Plato Craterlets

On the plane returing from the SAP Sapphire conference in Atlanta, I was reading Sky & Telescope. In the section on Exploring the Moon. This is a regular feature and I’d link to it, but they don’t carry the story on-line, or at least not yet. It seems that is the magazine only available to April and I was reading the May edition.

It was an interesting article about the discovery of small craters on the floor of the crater Plato. Plato is a large, flat-bottomed crater near the top of the Moon, in about the center. This discovery, the article said, started a great series of discoveries of other craterlets and even transient phenomenon. At the time, people believed that the craters on the Moon were volcanic; today we know they are impact craters as the Moon has been dormant for several billion years. Altogether fun to read about the craterlets and something to look forward to seeing.

I had that opportunity last night. Having arrived in late afternoon, I was home for dinner. After dinner, I was outside with my daughter playing and I noticed the Moon. Here was my opportunity. I opened the observatory and started up the scope. There were some high clouds, so I didn’t expect great seeing and therefore I did not worry too much about scope cool down.

The Moon was one day after the first quarter, with the terminator just past the mid-line. Observing with a 22mm eyepiece (127x magnification), Plato was nicely visible, just on the light side of the terminator. Plato looked flat at first, but at select moments of still air, a craterlet would appear. It was quite exciting to see something I had read about just hours earlier. I really only saw one craterlet. At higher magnification, using a 3x barlow, the poor seeing was much worse, and the craterlet winked in and out of visibility. I can understand why people saw these objects as transient phenomenon.

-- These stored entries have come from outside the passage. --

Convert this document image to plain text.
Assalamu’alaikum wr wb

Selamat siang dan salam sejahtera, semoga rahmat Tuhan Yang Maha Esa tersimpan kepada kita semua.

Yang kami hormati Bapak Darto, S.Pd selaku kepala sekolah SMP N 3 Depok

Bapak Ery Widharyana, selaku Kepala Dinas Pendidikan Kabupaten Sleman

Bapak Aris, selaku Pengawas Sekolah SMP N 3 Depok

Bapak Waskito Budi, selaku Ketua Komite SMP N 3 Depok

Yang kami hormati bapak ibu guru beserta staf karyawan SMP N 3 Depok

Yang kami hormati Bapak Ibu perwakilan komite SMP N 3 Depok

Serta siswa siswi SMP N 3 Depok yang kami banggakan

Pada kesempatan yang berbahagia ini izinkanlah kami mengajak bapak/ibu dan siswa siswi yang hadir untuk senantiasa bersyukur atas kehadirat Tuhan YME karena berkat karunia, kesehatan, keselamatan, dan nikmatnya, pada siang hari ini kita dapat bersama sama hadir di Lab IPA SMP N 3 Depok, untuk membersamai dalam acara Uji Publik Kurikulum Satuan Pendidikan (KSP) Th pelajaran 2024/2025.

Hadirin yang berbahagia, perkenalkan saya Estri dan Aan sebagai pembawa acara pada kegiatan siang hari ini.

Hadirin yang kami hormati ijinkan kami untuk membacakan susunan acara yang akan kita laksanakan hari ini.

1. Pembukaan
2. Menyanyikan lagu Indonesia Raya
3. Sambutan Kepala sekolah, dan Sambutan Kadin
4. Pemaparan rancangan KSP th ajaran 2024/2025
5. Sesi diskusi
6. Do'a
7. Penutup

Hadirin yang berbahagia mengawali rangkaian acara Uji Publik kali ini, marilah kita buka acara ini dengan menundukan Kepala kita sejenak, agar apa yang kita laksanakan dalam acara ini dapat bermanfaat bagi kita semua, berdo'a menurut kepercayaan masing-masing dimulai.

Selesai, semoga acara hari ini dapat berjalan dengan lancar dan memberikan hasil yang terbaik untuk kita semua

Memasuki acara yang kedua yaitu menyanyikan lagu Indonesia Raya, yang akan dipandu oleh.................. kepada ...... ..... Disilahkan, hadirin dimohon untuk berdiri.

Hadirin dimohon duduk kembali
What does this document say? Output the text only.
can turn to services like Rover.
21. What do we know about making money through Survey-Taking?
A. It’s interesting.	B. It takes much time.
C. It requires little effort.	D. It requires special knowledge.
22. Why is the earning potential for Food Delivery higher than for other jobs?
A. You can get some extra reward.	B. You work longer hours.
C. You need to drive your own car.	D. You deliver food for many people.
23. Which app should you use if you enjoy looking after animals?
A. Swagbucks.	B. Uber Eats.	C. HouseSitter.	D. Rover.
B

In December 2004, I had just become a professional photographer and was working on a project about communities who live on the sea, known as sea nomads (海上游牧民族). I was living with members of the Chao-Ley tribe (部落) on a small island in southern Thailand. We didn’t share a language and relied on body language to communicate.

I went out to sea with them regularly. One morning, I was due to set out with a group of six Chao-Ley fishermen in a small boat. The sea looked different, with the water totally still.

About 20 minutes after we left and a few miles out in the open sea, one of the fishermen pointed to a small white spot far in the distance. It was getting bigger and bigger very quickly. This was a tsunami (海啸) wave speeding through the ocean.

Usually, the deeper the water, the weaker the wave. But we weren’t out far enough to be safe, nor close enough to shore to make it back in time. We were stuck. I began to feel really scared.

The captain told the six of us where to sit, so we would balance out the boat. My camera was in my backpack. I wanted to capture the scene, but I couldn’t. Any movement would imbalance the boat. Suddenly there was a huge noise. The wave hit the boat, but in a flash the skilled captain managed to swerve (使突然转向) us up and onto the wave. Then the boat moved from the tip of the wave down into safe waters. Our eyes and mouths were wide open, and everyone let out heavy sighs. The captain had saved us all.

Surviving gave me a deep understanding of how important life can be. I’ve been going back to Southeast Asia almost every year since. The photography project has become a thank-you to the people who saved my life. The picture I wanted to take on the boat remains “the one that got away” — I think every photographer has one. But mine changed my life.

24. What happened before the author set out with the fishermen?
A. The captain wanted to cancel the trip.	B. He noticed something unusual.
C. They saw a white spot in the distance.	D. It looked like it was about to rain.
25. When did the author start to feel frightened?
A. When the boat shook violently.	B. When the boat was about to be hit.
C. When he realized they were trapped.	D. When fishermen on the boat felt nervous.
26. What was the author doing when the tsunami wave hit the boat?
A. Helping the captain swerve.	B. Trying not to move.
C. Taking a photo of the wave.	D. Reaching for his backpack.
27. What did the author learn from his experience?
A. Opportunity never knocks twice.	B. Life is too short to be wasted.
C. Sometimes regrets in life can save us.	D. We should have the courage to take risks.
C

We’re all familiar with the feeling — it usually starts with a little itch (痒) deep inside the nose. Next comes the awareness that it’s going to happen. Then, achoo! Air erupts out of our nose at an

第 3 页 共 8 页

I had not planned to image that night, but the web cam was handy and easily set-up. I took one AVI of about 90 seconds. After processing in Registax, PixInsight, and Photoshop, I got the following result.

Plato Crater

There are six craterlets that I could find, four easily. These larger craterlets are from 1.7 to 2.4 kilometers in diameter.

The right side of the image is sharper because I had real trouble with Registax’s tracking and aligning except when I used a single, very large alignment box. That selected frames that were clear on the right, without regard to the clarity on the left. Hence, the right is clearer. In addition, I used sigma reject in Registax to reduce the effect of a bad pixel on my web camera.